France, Belgique, 2022
Note : ★★★★

Il est malheureux de voir des gens tenir les films pour enfants à un moindre niveau critique à cause de leur public culturellement moins développé. Cette manière d’interpréter les divertissements pour enfants revient à les traiter comme l’ultime consommateur, qui ne remet pas en question ce qu’il regarde et qui se contente de dévorer des yeux les images colorées qu’on lui présente. Les cinéastes créant des œuvres pour les plus jeunes se doivent donc de prendre ces derniers au sérieux, que ce soit la forme ou le fond. Face à l’imbécilité des Minions ou au récent Pinocchio de Robert Zemeckis, certains projets recevant beaucoup moins de visibilité font pourtant preuve d’une finesse bien plus grande que ces mastodontes du box-office, parmi lesquels figure le nouveau projet de Michel Ocelot, Le Pharaon, le Sauvage et la Princesse.

Récits et images du monde

L’introduction met tout de suite dans l’ambiance : dans un décor contemporain rappelant un champ de construction, une foule attend l’arrivée de la conteuse, réputée pour ses histoires incroyables. Elle entre finalement en scène et, en s’abreuvant des idées de la foule, développe trois histoires. La première porte sur l’invasion pacifique du royaume d’Égypte par un prince du Soudan, la deuxième montre l’amitié d’un jeune noble et d’un prisonnier dans une France médiévale, et la troisième met en scène un prince marocain en exil devenant vendeur de beignets.

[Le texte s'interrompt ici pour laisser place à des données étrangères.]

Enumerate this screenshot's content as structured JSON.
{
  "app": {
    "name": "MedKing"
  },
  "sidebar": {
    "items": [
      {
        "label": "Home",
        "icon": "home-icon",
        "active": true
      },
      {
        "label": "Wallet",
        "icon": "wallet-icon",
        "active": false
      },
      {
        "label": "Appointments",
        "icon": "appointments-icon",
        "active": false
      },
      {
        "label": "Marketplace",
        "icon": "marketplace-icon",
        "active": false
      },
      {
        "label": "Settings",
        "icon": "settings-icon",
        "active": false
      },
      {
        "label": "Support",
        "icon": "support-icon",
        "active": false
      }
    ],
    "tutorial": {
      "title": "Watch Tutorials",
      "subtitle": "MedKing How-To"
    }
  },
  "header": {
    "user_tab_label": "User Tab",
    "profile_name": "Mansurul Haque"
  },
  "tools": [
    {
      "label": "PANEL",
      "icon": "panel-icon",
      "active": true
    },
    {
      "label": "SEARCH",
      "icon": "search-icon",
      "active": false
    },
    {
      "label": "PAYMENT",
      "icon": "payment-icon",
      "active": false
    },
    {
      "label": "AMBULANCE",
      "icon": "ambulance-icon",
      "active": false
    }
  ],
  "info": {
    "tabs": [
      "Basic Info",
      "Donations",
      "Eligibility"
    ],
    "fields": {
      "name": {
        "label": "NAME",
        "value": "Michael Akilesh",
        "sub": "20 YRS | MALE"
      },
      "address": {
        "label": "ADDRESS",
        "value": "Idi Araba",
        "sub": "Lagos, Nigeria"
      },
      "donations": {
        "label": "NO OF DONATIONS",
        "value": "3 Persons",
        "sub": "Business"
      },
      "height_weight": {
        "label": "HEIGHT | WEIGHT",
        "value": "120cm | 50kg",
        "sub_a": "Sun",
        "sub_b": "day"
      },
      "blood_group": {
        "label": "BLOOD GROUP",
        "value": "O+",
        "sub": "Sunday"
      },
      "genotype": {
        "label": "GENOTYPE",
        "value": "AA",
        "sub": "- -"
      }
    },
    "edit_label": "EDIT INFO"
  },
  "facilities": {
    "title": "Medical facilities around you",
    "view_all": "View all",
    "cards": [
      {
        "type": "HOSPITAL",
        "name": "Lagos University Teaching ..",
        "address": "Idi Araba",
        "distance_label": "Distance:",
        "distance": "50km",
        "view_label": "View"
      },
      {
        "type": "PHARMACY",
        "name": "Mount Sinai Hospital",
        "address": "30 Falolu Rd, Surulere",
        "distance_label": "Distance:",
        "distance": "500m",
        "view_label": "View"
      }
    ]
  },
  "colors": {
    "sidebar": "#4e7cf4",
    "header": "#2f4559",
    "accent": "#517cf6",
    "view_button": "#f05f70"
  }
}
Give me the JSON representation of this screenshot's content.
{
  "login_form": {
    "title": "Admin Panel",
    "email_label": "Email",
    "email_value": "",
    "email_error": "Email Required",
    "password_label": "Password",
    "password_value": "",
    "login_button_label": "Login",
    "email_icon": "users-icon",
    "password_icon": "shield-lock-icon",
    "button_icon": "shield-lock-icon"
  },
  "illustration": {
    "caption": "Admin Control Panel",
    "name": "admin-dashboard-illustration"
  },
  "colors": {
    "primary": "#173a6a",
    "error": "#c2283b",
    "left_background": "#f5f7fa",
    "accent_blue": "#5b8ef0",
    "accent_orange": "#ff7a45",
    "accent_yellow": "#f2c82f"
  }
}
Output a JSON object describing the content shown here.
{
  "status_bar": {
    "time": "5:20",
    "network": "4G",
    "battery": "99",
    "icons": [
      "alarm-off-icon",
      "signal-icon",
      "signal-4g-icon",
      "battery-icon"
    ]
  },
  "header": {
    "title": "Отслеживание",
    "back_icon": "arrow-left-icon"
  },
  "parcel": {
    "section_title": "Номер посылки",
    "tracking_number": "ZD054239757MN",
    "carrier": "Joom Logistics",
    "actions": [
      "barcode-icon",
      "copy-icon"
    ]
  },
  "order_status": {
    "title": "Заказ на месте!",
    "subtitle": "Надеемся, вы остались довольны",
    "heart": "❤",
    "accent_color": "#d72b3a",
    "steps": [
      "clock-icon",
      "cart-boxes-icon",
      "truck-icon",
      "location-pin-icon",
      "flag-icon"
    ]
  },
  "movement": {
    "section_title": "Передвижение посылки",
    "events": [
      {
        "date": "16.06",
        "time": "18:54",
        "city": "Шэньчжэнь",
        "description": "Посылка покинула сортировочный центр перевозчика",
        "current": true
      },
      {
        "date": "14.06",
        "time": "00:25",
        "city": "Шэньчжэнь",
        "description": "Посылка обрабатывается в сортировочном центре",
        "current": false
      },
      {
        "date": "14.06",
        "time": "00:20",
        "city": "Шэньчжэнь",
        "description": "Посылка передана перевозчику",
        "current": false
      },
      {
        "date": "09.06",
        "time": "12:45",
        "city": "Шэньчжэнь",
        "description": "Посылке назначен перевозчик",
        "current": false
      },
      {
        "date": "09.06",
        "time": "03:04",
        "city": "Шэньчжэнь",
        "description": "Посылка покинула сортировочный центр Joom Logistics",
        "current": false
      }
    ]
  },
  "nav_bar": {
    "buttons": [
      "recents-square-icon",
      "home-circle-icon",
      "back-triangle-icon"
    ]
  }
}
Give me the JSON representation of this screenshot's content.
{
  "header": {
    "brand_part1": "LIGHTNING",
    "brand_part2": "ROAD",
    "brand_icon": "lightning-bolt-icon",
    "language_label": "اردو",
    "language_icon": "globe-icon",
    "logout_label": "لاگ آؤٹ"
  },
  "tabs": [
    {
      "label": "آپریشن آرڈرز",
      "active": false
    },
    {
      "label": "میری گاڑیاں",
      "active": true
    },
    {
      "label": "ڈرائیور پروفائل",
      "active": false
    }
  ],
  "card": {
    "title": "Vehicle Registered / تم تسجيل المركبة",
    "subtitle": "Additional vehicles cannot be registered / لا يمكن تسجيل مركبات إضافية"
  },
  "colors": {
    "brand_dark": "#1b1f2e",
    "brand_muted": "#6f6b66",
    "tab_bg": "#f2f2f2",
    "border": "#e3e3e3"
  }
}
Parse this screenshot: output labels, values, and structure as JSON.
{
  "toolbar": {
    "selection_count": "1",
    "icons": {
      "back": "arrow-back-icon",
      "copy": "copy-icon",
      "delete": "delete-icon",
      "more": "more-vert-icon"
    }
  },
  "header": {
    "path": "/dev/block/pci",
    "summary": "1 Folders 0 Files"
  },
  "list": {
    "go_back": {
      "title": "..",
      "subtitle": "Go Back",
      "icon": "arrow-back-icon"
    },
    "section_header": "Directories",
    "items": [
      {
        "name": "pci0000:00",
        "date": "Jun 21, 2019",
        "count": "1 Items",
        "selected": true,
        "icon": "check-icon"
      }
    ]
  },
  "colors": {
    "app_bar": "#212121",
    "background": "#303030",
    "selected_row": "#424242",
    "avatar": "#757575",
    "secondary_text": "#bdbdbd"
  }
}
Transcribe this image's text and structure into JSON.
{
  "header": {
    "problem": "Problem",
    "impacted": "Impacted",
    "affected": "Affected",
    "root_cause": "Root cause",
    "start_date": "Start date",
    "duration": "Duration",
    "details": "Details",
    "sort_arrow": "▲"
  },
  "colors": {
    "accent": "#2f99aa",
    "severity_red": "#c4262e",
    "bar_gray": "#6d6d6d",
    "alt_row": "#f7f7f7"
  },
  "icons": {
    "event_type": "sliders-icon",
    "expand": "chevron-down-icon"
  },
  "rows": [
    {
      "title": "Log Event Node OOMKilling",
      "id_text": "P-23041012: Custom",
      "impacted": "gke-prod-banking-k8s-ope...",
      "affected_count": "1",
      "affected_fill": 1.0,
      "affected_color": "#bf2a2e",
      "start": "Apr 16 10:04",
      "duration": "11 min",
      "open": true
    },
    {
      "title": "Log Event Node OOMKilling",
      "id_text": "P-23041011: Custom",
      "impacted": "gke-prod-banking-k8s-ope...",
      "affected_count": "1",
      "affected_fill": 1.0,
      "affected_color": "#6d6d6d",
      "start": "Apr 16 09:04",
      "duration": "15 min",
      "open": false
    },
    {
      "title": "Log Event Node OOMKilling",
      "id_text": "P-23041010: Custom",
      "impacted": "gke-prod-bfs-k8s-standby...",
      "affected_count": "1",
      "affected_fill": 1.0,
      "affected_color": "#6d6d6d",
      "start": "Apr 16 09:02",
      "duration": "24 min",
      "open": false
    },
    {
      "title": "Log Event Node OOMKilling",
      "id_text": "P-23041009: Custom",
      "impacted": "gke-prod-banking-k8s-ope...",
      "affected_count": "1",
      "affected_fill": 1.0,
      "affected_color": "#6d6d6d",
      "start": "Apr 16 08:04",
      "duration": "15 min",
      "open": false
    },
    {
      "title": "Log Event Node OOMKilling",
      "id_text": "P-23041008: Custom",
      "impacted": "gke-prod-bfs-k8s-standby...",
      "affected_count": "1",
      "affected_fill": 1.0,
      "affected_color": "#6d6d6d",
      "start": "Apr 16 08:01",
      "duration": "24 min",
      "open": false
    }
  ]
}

Ce format anthologique qu’affectionne particulièrement le réalisateur (quelques-uns de ses films le sont également, comme Les contes de la nuit ou Princes et Princesses) lui donne la liberté de traverser le monde et l’histoire de manière beaucoup plus libre qu’une narration classique. 

Représenter les contes du monde a toujours été l’une des forces du cinéma d’Ocelot (Kirikou et la sorcière, son premier long métrage est, par exemple, inspiré des contes d’Afrique de l’Ouest), et la pluralité des références lui permet ici de créer des images absolument envoûtantes. La première histoire s’inspire des icônes de l’Égypte antique dans ses designs marqués par une perspective en deux dimensions et ses dieux aux corps anthropomorphiques; la troisième, se passant au Maroc, donne lieu à une richesse architecturale absolument époustouflante et des costumes riches en parures inspirés par le monde arabe. La deuxième histoire se passe en France, en Auvergne, enlevant toute la couleur de ses personnages. Ces derniers deviennent des figures noires presque exclusivement montrées de profil, un procédé qu’Ocelot a utilisé tout au long de sa carrière qui rappelle les techniques d’animation de Lotte Reiniger (Les aventures du Prince Ahmed). La beauté de ce type d’animation permet de donner au spectateur la possibilité de s’imaginer les personnages comme il le souhaite, et ce à partir d’outils aussi simples qu’une silhouette et une voix. Reiniger a peaufiné l’outil en termes de technique, Ocelot l’a fait pour faire travailler l’imagination de son public le plus possible.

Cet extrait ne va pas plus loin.